Il Pio Albergo Truvulzio nacque dalle disposizioni testamentarie del 23 agosto 1766 del principe Antonio Tolomeo Trivulzio (1692-1766), nobile milanese e filantropo, attraverso le quali ne ordinò la fondazione all'interno del suo stesso palazzo di Contrada Signora, 10. Il Pio stabilimento aprì nel 1771 riunendo il "piccolo ospizio dei Vecchi", già esistente all'incirca dall'anno 1332 con il nome di "Ospedale di Porta Vercellina" o "Ospedale di San Giacomo dei pellegrini".

Nel 1768 fu terminata la costruzione della struttura. Trivulzio volle che gli anziani accolti rimanessero attivi, cioè potessero sempre sentirsi utili, per allontanare la solitudine, proporzionalmente alle loro abilità e condizioni di salute.

Il 12 dicembre 1900 il Comune di Milano nominò Presidente del Consiglio del Pio Albergo Trivulzio e degli Orfanotrofi Martinitt e Stelline l'avv. Augusto Donati, che successe all’ing. Luigi Mazzocchi. Rimase in carica fino alla sua morte improvvisa il 6 agosto 1903.

Durante la sua presidenza l’ing. Luigi Moretti, responsabile dell’Ufficio Tecnico del Pio Albergo Trivulzio, redasse nel 1901 il primo progetto per la nuova sede lungo la strada per Baggio, poi realizzata su progetto degli ing. Mazzocchi e Formenti tra il 1907 ed il 1910, in quanto la sede in via della Signora non poteva più essere adeguata alle esigenze igienico-sanitarie e l’area era troppo ristretta per il numero degli ospiti.

La nuova sede si trovava nel comune dei Corpi Santi, nel quartiere ancora oggi detto Baggina, cioè sulla strada per Baggio, paese a ovest di Milano.

Il nome della zona passò poi a indicare principalmente il Pio Albergo, e così ancora adesso, nelle espressioni milanesi la "Baggina" è l'ospizio per antonomasia.
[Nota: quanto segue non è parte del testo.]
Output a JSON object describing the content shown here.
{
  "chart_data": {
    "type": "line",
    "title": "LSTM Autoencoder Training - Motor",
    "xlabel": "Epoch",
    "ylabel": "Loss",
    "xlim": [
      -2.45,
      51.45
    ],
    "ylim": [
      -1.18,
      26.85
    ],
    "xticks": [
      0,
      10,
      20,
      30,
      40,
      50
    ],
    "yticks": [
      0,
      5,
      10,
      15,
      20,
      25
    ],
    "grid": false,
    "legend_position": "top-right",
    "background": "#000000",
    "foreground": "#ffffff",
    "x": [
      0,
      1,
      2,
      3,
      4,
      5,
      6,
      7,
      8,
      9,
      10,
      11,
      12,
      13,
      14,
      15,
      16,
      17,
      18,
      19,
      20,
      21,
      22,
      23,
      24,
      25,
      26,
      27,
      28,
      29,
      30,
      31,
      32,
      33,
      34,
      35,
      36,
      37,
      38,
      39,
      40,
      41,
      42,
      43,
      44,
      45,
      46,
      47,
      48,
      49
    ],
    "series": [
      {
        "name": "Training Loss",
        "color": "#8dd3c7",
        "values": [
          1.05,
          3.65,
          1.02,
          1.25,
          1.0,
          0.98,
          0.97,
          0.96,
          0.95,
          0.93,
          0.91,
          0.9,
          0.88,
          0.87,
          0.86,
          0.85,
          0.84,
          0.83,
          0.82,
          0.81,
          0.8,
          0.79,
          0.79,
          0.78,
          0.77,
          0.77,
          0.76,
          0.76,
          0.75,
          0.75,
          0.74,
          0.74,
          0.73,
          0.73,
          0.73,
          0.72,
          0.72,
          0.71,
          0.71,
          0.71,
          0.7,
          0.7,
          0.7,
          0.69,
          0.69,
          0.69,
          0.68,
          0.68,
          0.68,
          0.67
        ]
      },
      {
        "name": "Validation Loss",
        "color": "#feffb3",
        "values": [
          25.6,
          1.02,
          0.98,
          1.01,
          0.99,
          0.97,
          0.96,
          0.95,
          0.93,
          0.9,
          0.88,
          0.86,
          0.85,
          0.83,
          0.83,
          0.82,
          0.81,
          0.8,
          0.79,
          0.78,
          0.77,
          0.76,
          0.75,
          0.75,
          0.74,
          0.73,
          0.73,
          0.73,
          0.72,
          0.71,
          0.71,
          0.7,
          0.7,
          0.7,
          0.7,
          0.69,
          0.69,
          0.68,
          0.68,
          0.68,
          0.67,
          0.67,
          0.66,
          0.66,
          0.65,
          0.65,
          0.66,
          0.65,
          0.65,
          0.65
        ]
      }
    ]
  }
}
Nel 1992, da iniziali indagini dell'allora magistrato inquirente Antonio Di Pietro sul presidente socialista del Pio Albergo Trivulzio, Mario Chiesa, si avviò il processo di Tangentopoli, che sconvolse tutta l'Italia, tanto da far sciogliere alcuni partiti politici. In particolare, Chiesa, denunciato dall'imprenditore Luca Magni fu colto in flagranza il 17 febbraio 1992 mentre intascava una tangente di sette milioni di lire imposta a una società di pulizie per un appalto da 140 milioni.

Nel 2011 scoppia invece lo scandalo degli appartamenti di lusso concessi a persone influenti a prezzi di locazione bassissimi.